Side-effect of the DoS status imposed by the attacks.
Side-effect of the DoS status caused by the attacks (Cisco)

Another sign is an unusual amount of authentication requests recorded by system logs.

Cisco’s recommendations to defend against these attacks include:

  • Enabling logging to a remote syslog server to improve incident analysis and correlation.
  • Securing default remote access VPN profiles by pointing unused default connection profiles to a sinkhole AAA server to prevent unauthorized access.
  • Leveraging TCP shun to manually block malicious IPs.
  • Configuring control-plane ACLs to filter out unauthorized public IP addresses from initiating VPN sessions.
  • Using certificate-based authentication for RAVPN, which provides a more secure authentication method than traditional credentials.

Links to Brutus botnet

Security researcher Aaron Martin told BleepingComputer that the activity observed by Cisco is likely from an undocumented malware botnet he named ‘Brutus.’ The connection is based on the particular targeting scope and attack patterns.
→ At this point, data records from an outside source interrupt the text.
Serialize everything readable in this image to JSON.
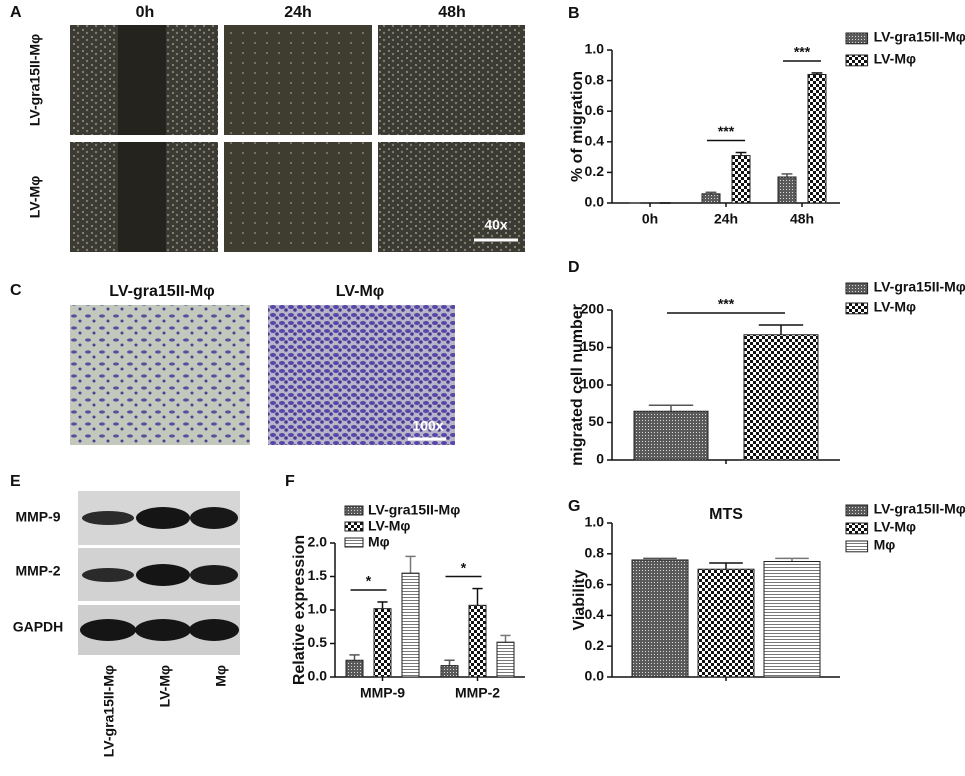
{
  "image_panels": [
    {
      "panel": "A",
      "columns": [
        "0h",
        "24h",
        "48h"
      ],
      "rows": [
        "LV-gra15II-Mφ",
        "LV-Mφ"
      ],
      "scale": "40x"
    },
    {
      "panel": "C",
      "columns": [
        "LV-gra15II-Mφ",
        "LV-Mφ"
      ],
      "scale": "100x"
    },
    {
      "panel": "E",
      "rows": [
        "MMP-9",
        "MMP-2",
        "GAPDH"
      ],
      "columns": [
        "LV-gra15II-Mφ",
        "LV-Mφ",
        "Mφ"
      ]
    }
  ],
  "chart_data": [
    {
      "type": "bar",
      "panel": "B",
      "ylabel": "% of migration",
      "categories": [
        "0h",
        "24h",
        "48h"
      ],
      "series": [
        {
          "name": "LV-gra15II-Mφ",
          "pattern": "dots",
          "color": "#555555",
          "values": [
            0,
            0.06,
            0.17
          ],
          "errors": [
            0,
            0.01,
            0.02
          ]
        },
        {
          "name": "LV-Mφ",
          "pattern": "checker",
          "color": "#111111",
          "values": [
            0,
            0.31,
            0.84
          ],
          "errors": [
            0,
            0.02,
            0.01
          ]
        }
      ],
      "ylim": [
        0,
        1
      ],
      "yticks": [
        {
          "value": 0,
          "label": "0.0"
        },
        0.2,
        0.4,
        0.6,
        0.8,
        {
          "value": 1,
          "label": "1.0"
        }
      ],
      "significance": [
        {
          "label": "***",
          "category": 1
        },
        {
          "label": "***",
          "category": 2
        }
      ]
    },
    {
      "type": "bar",
      "panel": "D",
      "ylabel": "migrated cell number",
      "categories": [
        null
      ],
      "series": [
        {
          "name": "LV-gra15II-Mφ",
          "pattern": "dots",
          "color": "#555555",
          "values": [
            65
          ],
          "errors": [
            8
          ]
        },
        {
          "name": "LV-Mφ",
          "pattern": "checker",
          "color": "#111111",
          "values": [
            167
          ],
          "errors": [
            13
          ]
        }
      ],
      "ylim": [
        0,
        200
      ],
      "yticks": [
        0,
        50,
        100,
        150,
        200
      ],
      "significance": [
        {
          "label": "***",
          "category": 0
        }
      ]
    },
    {
      "type": "bar",
      "panel": "F",
      "ylabel": "Relative expression",
      "categories": [
        "MMP-9",
        "MMP-2"
      ],
      "series": [
        {
          "name": "LV-gra15II-Mφ",
          "pattern": "dots",
          "color": "#555555",
          "values": [
            0.25,
            0.17
          ],
          "errors": [
            0.08,
            0.08
          ]
        },
        {
          "name": "LV-Mφ",
          "pattern": "checker",
          "color": "#111111",
          "values": [
            1.02,
            1.07
          ],
          "errors": [
            0.1,
            0.25
          ]
        },
        {
          "name": "Mφ",
          "pattern": "hlines",
          "color": "#777777",
          "values": [
            1.55,
            0.52
          ],
          "errors": [
            0.25,
            0.1
          ]
        }
      ],
      "ylim": [
        0,
        2
      ],
      "yticks": [
        {
          "value": 0,
          "label": "0.0"
        },
        0.5,
        {
          "value": 1,
          "label": "1.0"
        },
        1.5,
        {
          "value": 2,
          "label": "2.0"
        }
      ],
      "significance": [
        {
          "label": "*",
          "category": 0
        },
        {
          "label": "*",
          "category": 1
        }
      ]
    },
    {
      "type": "bar",
      "panel": "G",
      "title": "MTS",
      "ylabel": "Viability",
      "categories": [
        null
      ],
      "series": [
        {
          "name": "LV-gra15II-Mφ",
          "pattern": "dots",
          "color": "#555555",
          "values": [
            0.76
          ],
          "errors": [
            0.01
          ]
        },
        {
          "name": "LV-Mφ",
          "pattern": "checker",
          "color": "#111111",
          "values": [
            0.7
          ],
          "errors": [
            0.04
          ]
        },
        {
          "name": "Mφ",
          "pattern": "hlines",
          "color": "#777777",
          "values": [
            0.75
          ],
          "errors": [
            0.02
          ]
        }
      ],
      "ylim": [
        0,
        1
      ],
      "yticks": [
        {
          "value": 0,
          "label": "0.0"
        },
        0.2,
        0.4,
        0.6,
        0.8,
        {
          "value": 1,
          "label": "1.0"
        }
      ]
    }
  ]
}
Martin has published a report on the Brutus botnet describing the unusual attack methods that he and analyst Chris Grube observed since March 15. The report notes that the botnet currently relies on 20,000 IP addresses worldwide, spanning various infrastructures from cloud services to residential IPs.

The attacks that Martin observed initially targeted SSLVPN appliances from Fortinet, Palo Alto, SonicWall, and Cisco but have now expanded to also include web apps that use Active Directory for authentication.

Brutus rotates its IPs every six attempts to evade detection and blocking, while it uses very specific non-disclosed usernames that are not available in public data dumps.

This aspect of the attacks raises concerns about how these usernames were obtained and might indicate an undisclosed breach or exploitation of a zero-day vulnerability.

Though the operators of Brutus are unknown, Martin has identified two IPs that have been associated with past activities of APT29 (Midnight Blizzard, NOBELIUM, Cozy Bear), an espionage threat group believed to be work for the Russian Foreign Intelligence Service (SVR).